Grian made a frustrated noise, almost a sob, and Mumbo faltered. “No– no, that’s not– everyone died. I killed him with my hands and it took too long, and– and you said he’s here, and I know you– I know you, why– why do I have a Mumbo, I don’t get this. Does this usually happen? I’ll just— players just go to bed and have weird dreams, and straight-up don’t remember anything when they wake up and it’s not morning yet? Is it supposed to come back?”
“Honestly, if you’re awake in the morning and we’re still having this problem, we can deal with it then,” Mumbo said, deciding to be decisive. That was the first test of decisiveness, then, wasn’t it, deciding that he’d make a decision about deciding— jeez, that could go on forever, stopping there– “I’ll build a lightning rod and we’ll zap your memories back into you, or we’ll talk to X if that doesn’t work.”
Grian’s mouth twitched. “So, lightning rod first, is what I’m hearing. You’re going to electrocute me about this.”
“Best to see if that does the trick, I’d say,” Mumbo said sheepishly— probably there were other, more effective machines for this that he could ask their friends about— “and if we’re loud enough about it Scar might show up to watch, so that could help?”

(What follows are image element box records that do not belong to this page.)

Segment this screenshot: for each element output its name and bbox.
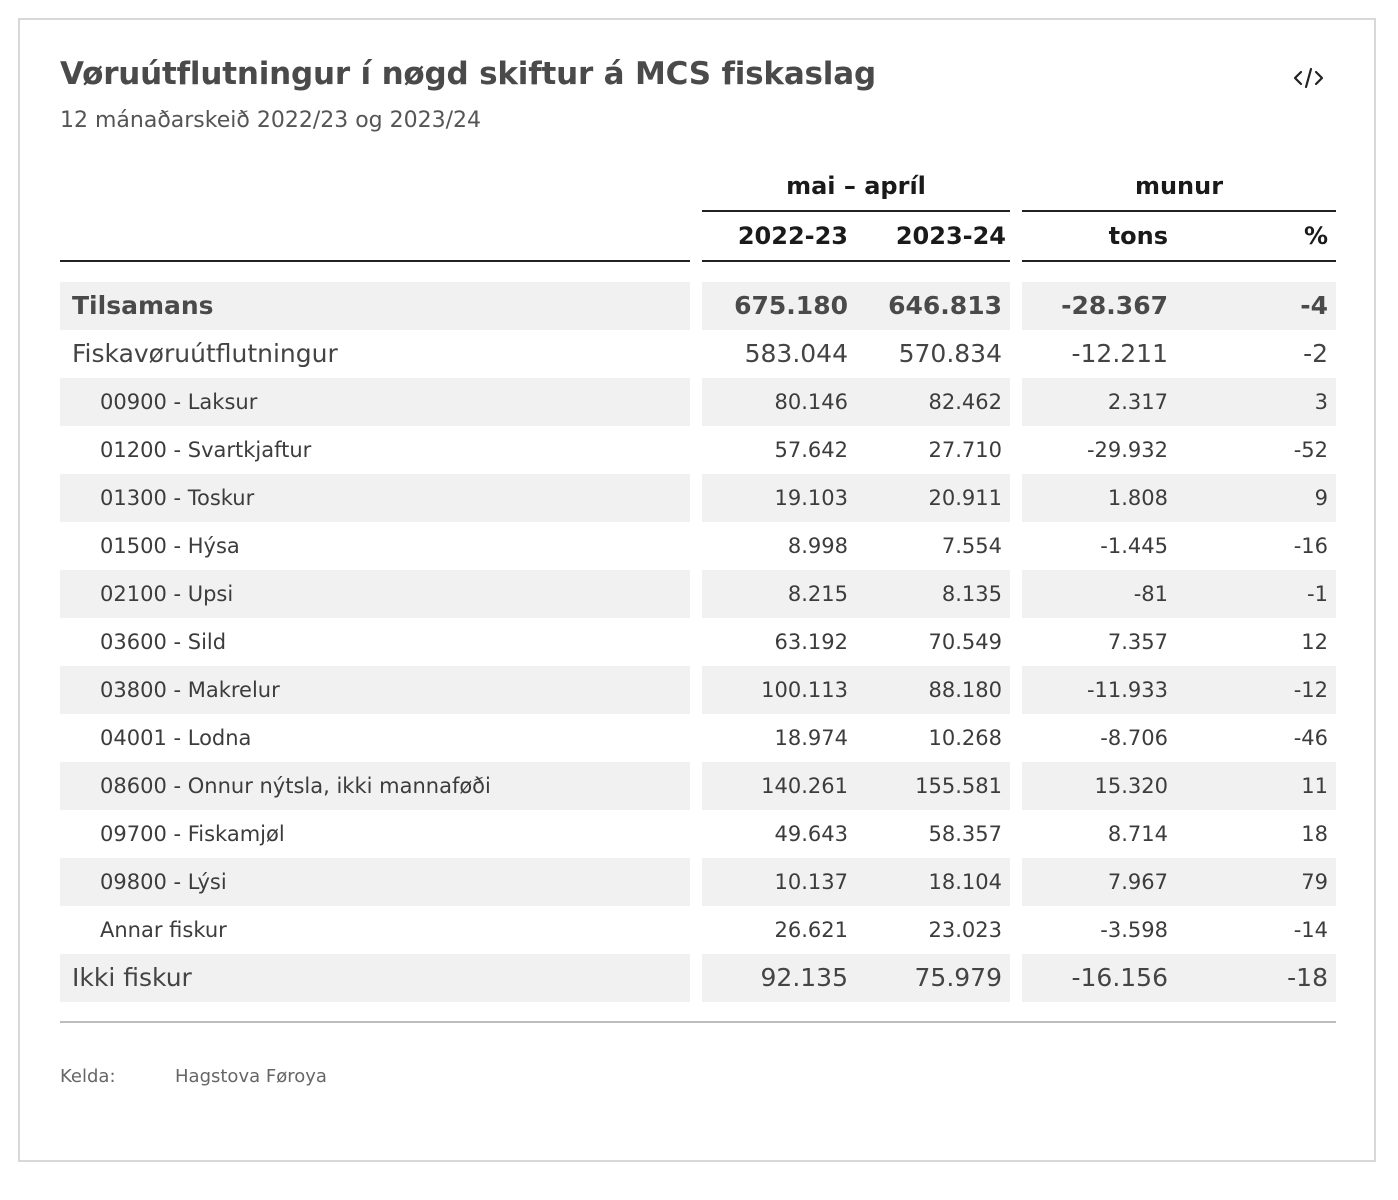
header-underline-period bbox=[702, 260, 1010, 262]
cell-y2: 58.357 bbox=[928, 822, 1002, 846]
group-header-period: mai – apríl bbox=[786, 172, 926, 200]
cell-tons: 15.320 bbox=[1022, 762, 1176, 810]
cell-pct: -12 bbox=[1176, 666, 1336, 714]
row-label: Annar fiskur bbox=[100, 918, 227, 942]
cell-y2: 8.135 bbox=[856, 570, 1010, 618]
cell-y1: 100.113 bbox=[702, 666, 856, 714]
group-underline-period bbox=[702, 210, 1010, 212]
col-header-tons: tons bbox=[1108, 222, 1168, 250]
cell-y1: 49.643 bbox=[774, 822, 848, 846]
code-embed-icon[interactable] bbox=[1292, 64, 1326, 92]
cell-pct: -14 bbox=[1293, 918, 1328, 942]
cell-pct: -46 bbox=[1293, 726, 1328, 750]
row-label: 01200 - Svartkjaftur bbox=[100, 438, 312, 462]
cell-y2: 82.462 bbox=[856, 378, 1010, 426]
page-subtitle: 12 mánaðarskeið 2022/23 og 2023/24 bbox=[60, 108, 482, 133]
cell-tons: -1.445 bbox=[1100, 534, 1168, 558]
col-header-2023-24: 2023-24 bbox=[895, 222, 1006, 250]
page-title: Vøruútflutningur í nøgd skiftur á MCS fiskaslag bbox=[60, 56, 876, 92]
row-label: Fiskavøruútflutningur bbox=[72, 339, 338, 368]
row-label: 09800 - Lýsi bbox=[60, 858, 690, 906]
cell-y2: 7.554 bbox=[941, 534, 1002, 558]
cell-y1: 92.135 bbox=[702, 954, 856, 1002]
source-label: Kelda: bbox=[60, 1066, 116, 1087]
cell-y1: 26.621 bbox=[774, 918, 848, 942]
cell-y1: 10.137 bbox=[702, 858, 856, 906]
row-label: 03600 - Sild bbox=[100, 630, 227, 654]
cell-tons: -11.933 bbox=[1022, 666, 1176, 714]
cell-pct: -18 bbox=[1176, 954, 1336, 1002]
cell-y2: 20.911 bbox=[856, 474, 1010, 522]
cell-pct: -52 bbox=[1293, 438, 1328, 462]
cell-y1: 8.998 bbox=[787, 534, 848, 558]
cell-y2: 18.104 bbox=[856, 858, 1010, 906]
cell-y1: 57.642 bbox=[774, 438, 848, 462]
cell-y1: 80.146 bbox=[702, 378, 856, 426]
cell-tons: -12.211 bbox=[1071, 339, 1168, 368]
cell-y2: 75.979 bbox=[856, 954, 1010, 1002]
cell-tons: -8.706 bbox=[1100, 726, 1168, 750]
group-underline-diff bbox=[1022, 210, 1336, 212]
cell-tons: 7.967 bbox=[1022, 858, 1176, 906]
row-label: Ikki fiskur bbox=[60, 954, 690, 1002]
row-label: Tilsamans bbox=[60, 282, 690, 330]
cell-pct: -4 bbox=[1176, 282, 1336, 330]
footer-divider bbox=[60, 1021, 1336, 1023]
cell-tons: -3.598 bbox=[1100, 918, 1168, 942]
cell-y2: 70.549 bbox=[928, 630, 1002, 654]
cell-y1: 18.974 bbox=[774, 726, 848, 750]
cell-y2: 27.710 bbox=[928, 438, 1002, 462]
cell-tons: 2.317 bbox=[1022, 378, 1176, 426]
cell-y1: 583.044 bbox=[744, 339, 848, 368]
source-value: Hagstova Føroya bbox=[175, 1066, 327, 1087]
cell-y1: 63.192 bbox=[774, 630, 848, 654]
cell-tons: -81 bbox=[1022, 570, 1176, 618]
cell-y2: 155.581 bbox=[856, 762, 1010, 810]
cell-tons: 8.714 bbox=[1107, 822, 1168, 846]
cell-y1: 140.261 bbox=[702, 762, 856, 810]
cell-pct: -1 bbox=[1176, 570, 1336, 618]
cell-pct: 11 bbox=[1176, 762, 1336, 810]
row-label: 00900 - Laksur bbox=[60, 378, 690, 426]
cell-y2: 23.023 bbox=[928, 918, 1002, 942]
cell-tons: -16.156 bbox=[1022, 954, 1176, 1002]
row-label: 08600 - Onnur nýtsla, ikki mannaføði bbox=[60, 762, 690, 810]
row-label: 01500 - Hýsa bbox=[100, 534, 240, 558]
cell-pct: 9 bbox=[1176, 474, 1336, 522]
cell-y1: 8.215 bbox=[702, 570, 856, 618]
row-label: 09700 - Fiskamjøl bbox=[100, 822, 285, 846]
cell-tons: -29.932 bbox=[1086, 438, 1168, 462]
col-header-2022-23: 2022-23 bbox=[737, 222, 848, 250]
cell-y1: 675.180 bbox=[702, 282, 856, 330]
cell-pct: 79 bbox=[1176, 858, 1336, 906]
group-header-diff: munur bbox=[1134, 172, 1224, 200]
row-label: 02100 - Upsi bbox=[60, 570, 690, 618]
col-header-pct: % bbox=[1303, 222, 1328, 250]
row-label: 01300 - Toskur bbox=[60, 474, 690, 522]
cell-y2: 88.180 bbox=[856, 666, 1010, 714]
row-label: 04001 - Lodna bbox=[100, 726, 252, 750]
cell-y1: 19.103 bbox=[702, 474, 856, 522]
cell-pct: -16 bbox=[1293, 534, 1328, 558]
cell-pct: 18 bbox=[1301, 822, 1328, 846]
cell-pct: 12 bbox=[1301, 630, 1328, 654]
cell-pct: -2 bbox=[1303, 339, 1328, 368]
cell-y2: 646.813 bbox=[856, 282, 1010, 330]
header-underline-label bbox=[60, 260, 690, 262]
cell-y2: 570.834 bbox=[898, 339, 1002, 368]
cell-pct: 3 bbox=[1176, 378, 1336, 426]
header-underline-diff bbox=[1022, 260, 1336, 262]
cell-y2: 10.268 bbox=[928, 726, 1002, 750]
cell-tons: -28.367 bbox=[1022, 282, 1176, 330]
cell-tons: 7.357 bbox=[1107, 630, 1168, 654]
row-label: 03800 - Makrelur bbox=[60, 666, 690, 714]
cell-tons: 1.808 bbox=[1022, 474, 1176, 522]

Another long moment passed. Grian pulled his wings closer to his back.
“You’re a very strange man,” he finally said, voice hitching just the slightest bit. “I can see why you need watching, or at least some sort of ally, you’d be lost without one, running about threatening lightning rods and machines— we’ll figure it out in the morning, then. That’s– that can work fine, you and me. I’ll remember how I got here, and you’ll stay by me in case something— something does go wrong.”
Mumbo couldn’t imagine what could go so wrong that Grian would need guarding by him, but he said, “Right, yeah, of course I will,” anyway, and that seemed to settle him. He let Mumbo inch closer to claim half the bed again, and he rested his head on Mumbo’s shoulder, and before long he was fast asleep, which was convenient because it meant Mumbo could follow his example.
As it turned out, though, he couldn’t quite manage to get to sleep himself. He sat by Grian as his chest rose and fell, his best friend curling into himself like he wanted to protect his softest parts, shuddering intermittently like he was teetering on the edge of another bizarre dream, and stayed awake until the morning.